What Chua knowingly or unknowingly tapped into is the turbulent undercurrent of parenting: fear. Chua critiques the parenting philosophy that stresses self-esteem over achievement. But she would have caused a similar outrage if she'd confessed to bottle-feeding her babies or not vaccinating them or spanking them or going back to work when they were 6 weeks old or deciding to stay home with them for the first 10 years of their lives.

When it comes to parenting, it doesn't really matter what you say, you've got a battle on your hands.

The paranoia we feel as parents is never so fully on display as when someone questions our parenting decisions. We dig in our heels and we refuse to accept there is any way but our own.

We have to. To admit we might have made a less-than-ideal choice is to listen to that not-so-little voice that tells us we are ruining our precious children.

So when Chua lets us know that her parenting style is sending her kids to Carnegie Hall and ours is sending our kids to a nice job handing out Slurpies at the gas station, that voice starts yelling. Loudly.

Letting Go of Fear-Filled Parenting

Even though our fears of wrecking our children run deep, I believe we can push past them and stop living in this defensive mode. Here's how:

Ignore sentences with the words "you should" in them.

If ever there were words that defeat a parent, it's those two. They're code for "you don't know what you're doing."

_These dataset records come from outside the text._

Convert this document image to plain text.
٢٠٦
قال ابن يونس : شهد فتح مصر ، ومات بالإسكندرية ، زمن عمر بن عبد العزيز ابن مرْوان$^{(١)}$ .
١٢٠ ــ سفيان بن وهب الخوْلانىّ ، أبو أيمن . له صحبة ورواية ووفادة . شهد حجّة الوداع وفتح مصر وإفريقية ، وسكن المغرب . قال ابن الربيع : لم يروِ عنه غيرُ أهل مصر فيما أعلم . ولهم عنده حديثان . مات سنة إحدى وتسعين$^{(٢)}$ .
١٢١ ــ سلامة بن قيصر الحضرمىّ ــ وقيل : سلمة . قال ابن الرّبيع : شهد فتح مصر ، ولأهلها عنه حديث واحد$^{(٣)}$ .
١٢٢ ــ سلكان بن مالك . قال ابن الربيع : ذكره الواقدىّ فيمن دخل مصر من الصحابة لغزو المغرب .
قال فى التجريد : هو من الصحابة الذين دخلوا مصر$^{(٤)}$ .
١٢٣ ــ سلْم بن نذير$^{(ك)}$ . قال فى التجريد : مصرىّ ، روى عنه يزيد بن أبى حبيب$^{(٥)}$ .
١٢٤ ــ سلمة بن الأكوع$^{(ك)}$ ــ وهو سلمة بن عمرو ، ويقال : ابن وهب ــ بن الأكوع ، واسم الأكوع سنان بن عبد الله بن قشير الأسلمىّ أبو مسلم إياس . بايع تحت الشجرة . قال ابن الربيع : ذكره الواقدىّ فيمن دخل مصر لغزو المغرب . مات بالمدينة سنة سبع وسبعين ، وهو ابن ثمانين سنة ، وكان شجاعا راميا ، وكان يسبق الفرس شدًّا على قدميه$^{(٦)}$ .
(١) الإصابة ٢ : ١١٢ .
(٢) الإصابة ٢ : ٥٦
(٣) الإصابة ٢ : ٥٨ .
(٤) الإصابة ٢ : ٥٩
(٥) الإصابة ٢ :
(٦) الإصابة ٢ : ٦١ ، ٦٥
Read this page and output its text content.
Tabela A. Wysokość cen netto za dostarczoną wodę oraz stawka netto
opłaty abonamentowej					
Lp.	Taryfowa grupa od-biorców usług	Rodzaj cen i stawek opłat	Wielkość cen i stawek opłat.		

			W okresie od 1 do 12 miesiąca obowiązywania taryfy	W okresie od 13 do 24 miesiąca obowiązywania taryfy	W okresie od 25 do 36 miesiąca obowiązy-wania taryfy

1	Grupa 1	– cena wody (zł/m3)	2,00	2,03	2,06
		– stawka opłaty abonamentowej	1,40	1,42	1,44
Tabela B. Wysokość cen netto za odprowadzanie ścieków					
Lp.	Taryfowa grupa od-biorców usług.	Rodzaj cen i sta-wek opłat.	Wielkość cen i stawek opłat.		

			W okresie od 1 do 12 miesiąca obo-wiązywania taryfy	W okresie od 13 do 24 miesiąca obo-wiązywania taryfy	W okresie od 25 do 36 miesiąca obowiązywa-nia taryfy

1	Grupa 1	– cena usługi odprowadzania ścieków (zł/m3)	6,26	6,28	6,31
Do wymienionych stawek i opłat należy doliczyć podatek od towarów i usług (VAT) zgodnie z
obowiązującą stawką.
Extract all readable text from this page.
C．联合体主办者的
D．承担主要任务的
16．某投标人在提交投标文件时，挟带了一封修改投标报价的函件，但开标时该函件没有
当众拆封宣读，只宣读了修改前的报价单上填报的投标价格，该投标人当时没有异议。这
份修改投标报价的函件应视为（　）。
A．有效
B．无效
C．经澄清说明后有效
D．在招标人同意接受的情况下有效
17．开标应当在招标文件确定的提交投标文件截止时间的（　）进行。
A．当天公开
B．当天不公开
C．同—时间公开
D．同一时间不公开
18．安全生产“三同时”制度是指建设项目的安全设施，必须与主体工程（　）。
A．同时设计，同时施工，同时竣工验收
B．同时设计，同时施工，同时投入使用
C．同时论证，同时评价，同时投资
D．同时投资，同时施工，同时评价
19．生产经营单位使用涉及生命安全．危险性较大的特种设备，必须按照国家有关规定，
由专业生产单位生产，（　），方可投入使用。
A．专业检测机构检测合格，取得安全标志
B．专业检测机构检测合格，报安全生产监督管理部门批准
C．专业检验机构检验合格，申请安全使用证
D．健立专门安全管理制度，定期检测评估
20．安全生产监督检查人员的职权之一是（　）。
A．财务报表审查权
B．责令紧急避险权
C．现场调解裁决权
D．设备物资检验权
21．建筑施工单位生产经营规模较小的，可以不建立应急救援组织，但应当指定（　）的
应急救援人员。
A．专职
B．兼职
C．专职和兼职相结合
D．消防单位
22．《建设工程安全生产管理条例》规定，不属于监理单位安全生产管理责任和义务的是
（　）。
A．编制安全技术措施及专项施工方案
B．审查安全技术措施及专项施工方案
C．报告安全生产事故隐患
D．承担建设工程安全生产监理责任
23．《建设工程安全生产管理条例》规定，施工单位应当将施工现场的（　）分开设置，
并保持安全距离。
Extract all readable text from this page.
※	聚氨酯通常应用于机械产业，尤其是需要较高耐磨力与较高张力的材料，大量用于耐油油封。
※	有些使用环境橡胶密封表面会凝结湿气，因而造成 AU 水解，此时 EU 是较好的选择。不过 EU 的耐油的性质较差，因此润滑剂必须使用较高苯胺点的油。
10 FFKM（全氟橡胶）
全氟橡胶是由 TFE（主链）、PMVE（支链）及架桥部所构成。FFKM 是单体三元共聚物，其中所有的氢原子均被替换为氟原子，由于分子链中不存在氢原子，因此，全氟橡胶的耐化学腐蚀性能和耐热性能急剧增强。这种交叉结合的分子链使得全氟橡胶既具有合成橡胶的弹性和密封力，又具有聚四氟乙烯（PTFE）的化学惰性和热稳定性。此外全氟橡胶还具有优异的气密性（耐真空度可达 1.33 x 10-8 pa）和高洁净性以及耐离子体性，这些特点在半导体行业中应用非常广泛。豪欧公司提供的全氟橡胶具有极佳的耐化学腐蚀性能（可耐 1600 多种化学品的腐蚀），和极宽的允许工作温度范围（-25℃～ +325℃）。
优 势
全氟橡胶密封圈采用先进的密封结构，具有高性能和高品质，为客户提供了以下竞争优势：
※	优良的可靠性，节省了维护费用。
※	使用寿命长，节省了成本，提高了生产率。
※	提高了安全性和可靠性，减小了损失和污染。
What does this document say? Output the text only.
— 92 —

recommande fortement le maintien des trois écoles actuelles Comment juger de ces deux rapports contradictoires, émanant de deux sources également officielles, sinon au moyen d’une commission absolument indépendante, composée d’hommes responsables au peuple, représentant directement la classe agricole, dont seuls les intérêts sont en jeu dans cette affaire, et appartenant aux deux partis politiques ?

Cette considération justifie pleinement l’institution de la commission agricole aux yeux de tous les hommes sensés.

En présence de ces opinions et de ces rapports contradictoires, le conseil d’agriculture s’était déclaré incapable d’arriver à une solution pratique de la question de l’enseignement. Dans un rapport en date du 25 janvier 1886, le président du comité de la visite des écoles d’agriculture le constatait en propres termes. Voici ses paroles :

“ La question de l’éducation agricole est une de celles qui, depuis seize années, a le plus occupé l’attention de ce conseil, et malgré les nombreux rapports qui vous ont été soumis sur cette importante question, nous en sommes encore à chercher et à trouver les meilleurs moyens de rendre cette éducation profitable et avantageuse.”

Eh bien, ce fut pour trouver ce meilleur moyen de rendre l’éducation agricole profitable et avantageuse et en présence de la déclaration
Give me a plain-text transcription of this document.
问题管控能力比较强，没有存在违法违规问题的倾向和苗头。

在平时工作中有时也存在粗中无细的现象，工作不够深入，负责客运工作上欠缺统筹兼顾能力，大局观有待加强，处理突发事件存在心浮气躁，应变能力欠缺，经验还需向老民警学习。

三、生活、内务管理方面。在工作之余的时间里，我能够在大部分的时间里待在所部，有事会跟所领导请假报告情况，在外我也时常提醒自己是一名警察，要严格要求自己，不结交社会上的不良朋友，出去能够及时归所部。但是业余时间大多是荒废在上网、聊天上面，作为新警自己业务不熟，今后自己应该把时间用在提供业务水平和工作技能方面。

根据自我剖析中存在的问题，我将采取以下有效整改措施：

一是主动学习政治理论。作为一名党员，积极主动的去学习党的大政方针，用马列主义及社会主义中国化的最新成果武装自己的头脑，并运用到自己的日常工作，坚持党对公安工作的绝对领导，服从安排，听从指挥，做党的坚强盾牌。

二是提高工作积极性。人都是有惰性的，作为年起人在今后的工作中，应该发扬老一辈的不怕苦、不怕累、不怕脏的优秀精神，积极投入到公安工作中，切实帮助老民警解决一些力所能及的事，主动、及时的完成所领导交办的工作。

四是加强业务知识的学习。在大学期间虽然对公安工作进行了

I don't know what I'm doing all the time -- or even most of the time -- but when someone "shoulds" on me, I feel myself getting defensive.

Chua's whole essay read like one big "should," hence the backlash. Still, I've found that if I ignore the "shoulds" and carry on, the fear of messing up my children starts to fade.

Parenthood is a steep learning curve and I am on the uphill climb. But I'm much more motivated to keep moving forward when I'm driven by what works for my kids rather than some other mother's need to turn her children into piano prodigies.

Practice humility.

A few weeks ago, I was mean to my 10-year-old son. He'd gotten up to get a cup of water in the middle of the night and spilled it on his bed. So he was up changing the sheets and making a ruckus.

Waking up from a dead sleep, I stormed into his room and proceeded to scold him for about nine things that had nothing to do with water or beds. This was not my finest moment.

After five minutes or so, I stopped talking and looked at him. He stood there, fighting tears, telling me he was sorry for spilling. Coming to my senses, I pulled him onto my lap and apologized. Several times.

Fear turns us into defensive parents who can't admit our mistakes. But humility pushes fear aside. It lets us recover from our mistakes and, more importantly, lets our children recover from them as well.

Focus on your hopes, not your fears.

So much parental paranoia is based in our worries about what will become of our children if we don't do everything right. So some of us drive our kids to get A's because we're afraid they won't get into the very best college.

Others rail against parents who drive their kids to get A's because we're afraid we've been too lax. But the flip side of fear is hope, hope that our children will grow up to have healthy relationships and satisfying lives. When we parent out of those hopes instead of our fears, even our missteps become opportunities to help our children thrive.

Fearful parenting can look like a lot of things, from the "tiger mother" with huge expectations for her daughters, to the defensive reader who needs to shout down any model of parenting that puts her way into question.

But when we turn away from fear, parenthood becomes what it was meant to be; an imperfect, ever-changing, deeply satisfying relationship between a parent and a child.